STUDI KASUS: DIAGNOSTIK HOLISTIK DAN PENATALAKSANAAN LAYANAN PRIMER PADA PENYAKIT FROZEN SHOULDER DAN HIPERTENSI DENGAN OBESITAS

Hady Maulanza, Farhan Mubarak, Zuheri Zuheri

Abstract


Frozen shoulder is a shoulder pain disorder that It is caused by thickening and tightening of the connective tissue capsule around the shoulder joint. The most common risk factors are age > 40 years, women > men as much as 70%, recent trauma such as surgery or fracture of the arm can cause immobility during recovery. Typical in frozen shoulder, there is progressive shoulder stiffness, severe pain (especially at night) and almost complete loss of passive and active external rotation of the shoulder. In the general population in Indonesia, the prevalence of frozen shoulder reaches around 2%. Frozen shoulder can occur in both shoulders at the same time or alternately in as many as 16%. A total of 14% of sufferers experience frozen shoulder on the contralateral shoulder while the shoulder on the other side still experiences the same thing. The aim of this research is to implement family doctor services holistically and comprehensively by identifying risk factors, clinical problems, and patient management based on Evidence Based Medicine with a patient centered and family focused approach.
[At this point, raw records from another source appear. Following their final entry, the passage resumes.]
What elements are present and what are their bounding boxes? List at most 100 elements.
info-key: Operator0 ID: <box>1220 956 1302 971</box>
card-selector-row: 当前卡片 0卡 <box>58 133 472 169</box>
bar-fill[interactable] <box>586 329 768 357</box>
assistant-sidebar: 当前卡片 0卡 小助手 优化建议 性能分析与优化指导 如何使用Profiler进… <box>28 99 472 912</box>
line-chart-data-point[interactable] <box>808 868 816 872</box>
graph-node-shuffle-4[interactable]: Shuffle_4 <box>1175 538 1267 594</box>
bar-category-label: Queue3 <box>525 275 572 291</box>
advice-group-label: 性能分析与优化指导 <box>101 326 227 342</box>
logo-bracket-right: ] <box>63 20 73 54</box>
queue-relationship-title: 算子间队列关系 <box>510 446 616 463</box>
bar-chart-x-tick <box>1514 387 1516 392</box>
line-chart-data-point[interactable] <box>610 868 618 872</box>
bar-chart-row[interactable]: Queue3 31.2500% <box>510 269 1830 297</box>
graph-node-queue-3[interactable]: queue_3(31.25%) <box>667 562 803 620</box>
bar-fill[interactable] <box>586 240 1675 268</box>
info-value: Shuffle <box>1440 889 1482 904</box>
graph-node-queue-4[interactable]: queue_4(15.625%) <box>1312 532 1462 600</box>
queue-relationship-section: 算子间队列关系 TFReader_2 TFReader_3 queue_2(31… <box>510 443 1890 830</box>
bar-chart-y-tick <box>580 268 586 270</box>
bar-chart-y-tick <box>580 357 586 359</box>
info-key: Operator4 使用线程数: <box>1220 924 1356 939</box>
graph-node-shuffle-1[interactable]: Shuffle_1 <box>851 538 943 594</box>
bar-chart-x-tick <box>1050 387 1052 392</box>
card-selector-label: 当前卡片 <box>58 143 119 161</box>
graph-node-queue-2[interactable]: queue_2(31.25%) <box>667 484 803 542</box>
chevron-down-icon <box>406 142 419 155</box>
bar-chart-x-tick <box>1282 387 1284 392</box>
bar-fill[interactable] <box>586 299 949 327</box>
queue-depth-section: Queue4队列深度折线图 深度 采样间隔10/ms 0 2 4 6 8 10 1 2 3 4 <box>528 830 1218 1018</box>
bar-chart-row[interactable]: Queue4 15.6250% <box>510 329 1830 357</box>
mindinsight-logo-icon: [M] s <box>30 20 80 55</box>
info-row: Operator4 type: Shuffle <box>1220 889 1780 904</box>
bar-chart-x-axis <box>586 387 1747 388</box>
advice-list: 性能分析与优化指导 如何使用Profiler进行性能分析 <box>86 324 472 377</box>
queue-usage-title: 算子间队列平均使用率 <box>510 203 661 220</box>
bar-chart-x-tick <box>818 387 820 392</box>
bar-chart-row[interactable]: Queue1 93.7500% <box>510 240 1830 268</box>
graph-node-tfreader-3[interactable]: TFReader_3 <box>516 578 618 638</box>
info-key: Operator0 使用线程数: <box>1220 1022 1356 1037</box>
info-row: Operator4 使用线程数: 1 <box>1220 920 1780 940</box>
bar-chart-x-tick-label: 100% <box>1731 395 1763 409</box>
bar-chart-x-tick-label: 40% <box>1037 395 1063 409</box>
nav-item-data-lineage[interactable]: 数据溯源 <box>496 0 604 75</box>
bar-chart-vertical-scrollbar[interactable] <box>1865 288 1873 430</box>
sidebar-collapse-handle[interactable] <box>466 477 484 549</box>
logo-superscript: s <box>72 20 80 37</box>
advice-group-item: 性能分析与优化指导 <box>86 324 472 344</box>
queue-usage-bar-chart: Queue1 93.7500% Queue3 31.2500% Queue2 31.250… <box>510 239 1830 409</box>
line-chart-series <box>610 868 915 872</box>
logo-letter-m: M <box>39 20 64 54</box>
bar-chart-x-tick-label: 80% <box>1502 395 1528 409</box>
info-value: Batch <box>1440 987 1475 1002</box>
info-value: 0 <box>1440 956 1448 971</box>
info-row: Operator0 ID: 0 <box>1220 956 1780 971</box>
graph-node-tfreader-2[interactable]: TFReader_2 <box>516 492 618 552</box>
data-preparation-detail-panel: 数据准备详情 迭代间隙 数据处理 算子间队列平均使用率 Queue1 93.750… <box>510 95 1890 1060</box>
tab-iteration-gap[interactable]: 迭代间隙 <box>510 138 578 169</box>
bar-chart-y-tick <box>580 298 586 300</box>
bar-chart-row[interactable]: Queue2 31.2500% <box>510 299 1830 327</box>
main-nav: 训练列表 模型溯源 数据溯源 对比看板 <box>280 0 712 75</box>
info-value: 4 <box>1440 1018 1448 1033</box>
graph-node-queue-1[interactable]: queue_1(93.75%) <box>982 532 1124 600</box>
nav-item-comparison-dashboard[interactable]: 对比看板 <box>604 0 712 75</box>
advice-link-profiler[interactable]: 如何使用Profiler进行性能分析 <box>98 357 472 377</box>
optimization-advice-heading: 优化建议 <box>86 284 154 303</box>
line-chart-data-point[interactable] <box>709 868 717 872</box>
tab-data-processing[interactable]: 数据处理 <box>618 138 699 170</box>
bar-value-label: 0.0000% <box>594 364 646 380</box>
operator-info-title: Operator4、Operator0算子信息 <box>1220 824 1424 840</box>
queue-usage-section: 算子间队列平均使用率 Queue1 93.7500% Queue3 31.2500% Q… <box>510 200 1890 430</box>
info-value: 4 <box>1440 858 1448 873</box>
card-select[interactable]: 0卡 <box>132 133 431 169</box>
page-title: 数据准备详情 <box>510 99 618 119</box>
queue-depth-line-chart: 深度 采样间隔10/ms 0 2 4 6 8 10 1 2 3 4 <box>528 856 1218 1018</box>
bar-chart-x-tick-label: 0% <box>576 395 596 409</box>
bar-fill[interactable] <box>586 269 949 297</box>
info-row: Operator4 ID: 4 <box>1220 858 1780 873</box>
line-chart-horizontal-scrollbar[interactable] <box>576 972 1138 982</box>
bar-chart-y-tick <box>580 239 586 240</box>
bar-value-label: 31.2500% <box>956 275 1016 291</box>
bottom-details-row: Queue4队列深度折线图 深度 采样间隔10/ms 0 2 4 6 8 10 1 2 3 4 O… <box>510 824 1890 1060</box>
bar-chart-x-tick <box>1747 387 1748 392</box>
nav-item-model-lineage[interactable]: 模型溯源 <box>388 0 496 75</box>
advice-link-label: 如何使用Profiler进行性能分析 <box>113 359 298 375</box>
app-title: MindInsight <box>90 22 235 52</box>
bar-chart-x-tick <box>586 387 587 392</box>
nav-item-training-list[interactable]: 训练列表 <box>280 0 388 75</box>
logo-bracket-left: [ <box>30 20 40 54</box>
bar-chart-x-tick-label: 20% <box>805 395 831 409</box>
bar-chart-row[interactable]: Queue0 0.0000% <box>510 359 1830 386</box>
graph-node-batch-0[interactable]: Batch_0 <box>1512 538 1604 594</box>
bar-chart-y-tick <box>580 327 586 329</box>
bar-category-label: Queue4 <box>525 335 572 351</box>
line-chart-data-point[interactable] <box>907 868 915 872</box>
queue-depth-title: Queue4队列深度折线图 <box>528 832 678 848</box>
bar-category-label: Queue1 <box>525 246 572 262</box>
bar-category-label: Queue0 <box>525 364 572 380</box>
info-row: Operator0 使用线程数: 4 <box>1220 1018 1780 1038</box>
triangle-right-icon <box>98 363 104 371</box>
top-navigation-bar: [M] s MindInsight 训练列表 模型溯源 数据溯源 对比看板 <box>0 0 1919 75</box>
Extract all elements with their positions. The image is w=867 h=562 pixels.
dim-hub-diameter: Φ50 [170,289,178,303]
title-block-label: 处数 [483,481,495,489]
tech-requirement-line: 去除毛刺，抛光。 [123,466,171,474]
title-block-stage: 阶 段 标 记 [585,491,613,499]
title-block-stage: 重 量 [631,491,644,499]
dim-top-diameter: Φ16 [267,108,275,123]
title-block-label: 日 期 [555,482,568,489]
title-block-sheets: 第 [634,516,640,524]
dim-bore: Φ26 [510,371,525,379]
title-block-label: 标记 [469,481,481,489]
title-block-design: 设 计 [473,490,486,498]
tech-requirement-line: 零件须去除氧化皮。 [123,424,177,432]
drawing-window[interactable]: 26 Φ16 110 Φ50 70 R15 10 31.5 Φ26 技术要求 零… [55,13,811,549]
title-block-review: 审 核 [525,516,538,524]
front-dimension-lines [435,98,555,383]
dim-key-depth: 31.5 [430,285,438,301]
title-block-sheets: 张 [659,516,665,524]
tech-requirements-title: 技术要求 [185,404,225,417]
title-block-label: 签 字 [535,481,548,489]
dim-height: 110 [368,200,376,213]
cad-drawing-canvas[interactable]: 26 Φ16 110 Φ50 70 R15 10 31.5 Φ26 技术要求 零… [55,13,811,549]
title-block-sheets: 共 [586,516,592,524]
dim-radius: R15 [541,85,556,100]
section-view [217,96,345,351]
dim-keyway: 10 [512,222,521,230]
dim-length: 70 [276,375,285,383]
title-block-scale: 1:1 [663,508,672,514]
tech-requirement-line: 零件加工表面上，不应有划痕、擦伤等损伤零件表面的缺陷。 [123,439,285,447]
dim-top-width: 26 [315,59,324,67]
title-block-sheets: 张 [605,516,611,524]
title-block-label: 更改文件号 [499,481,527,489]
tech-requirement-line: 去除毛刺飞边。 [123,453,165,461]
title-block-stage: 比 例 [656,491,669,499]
This study is a case report. Primary data was obtained through autoanamnesis, physical examination and home visits. Secondary data was obtained from patient medical records. Mrs. A is 55 years old with complaints of stiff shoulders and also pain in the right shoulder, especially when moved, which occurs when working and feels lighter when resting, the complaint has been felt for approximately 2 months, the patient still feels pain in the shoulder and is followed by stiffness in the shoulder , limited movement in the shoulder, and finally difficulty in carrying out daily activities. Internal risk factors in patients are: The patient's age, the patient's excess weight, there is concern that other complications will arise and can aggravate the patient's complaints, excessive activity that burdens the patient's shoulders and right hand, excessive and uncontrolled consumption of salt, fat, sugar, and irregular re-control your blood pressure. External risk factors in patients are: Family who lives in the same house as the patient is an active smoker, the patient's mother, father and older brother have hypertension. Diagnosis and management of patients has been carried out holistically, patient centered, family focused and community oriented. Changes in clinical, knowledge, and behavior of patients and their families occur after being given the intervention.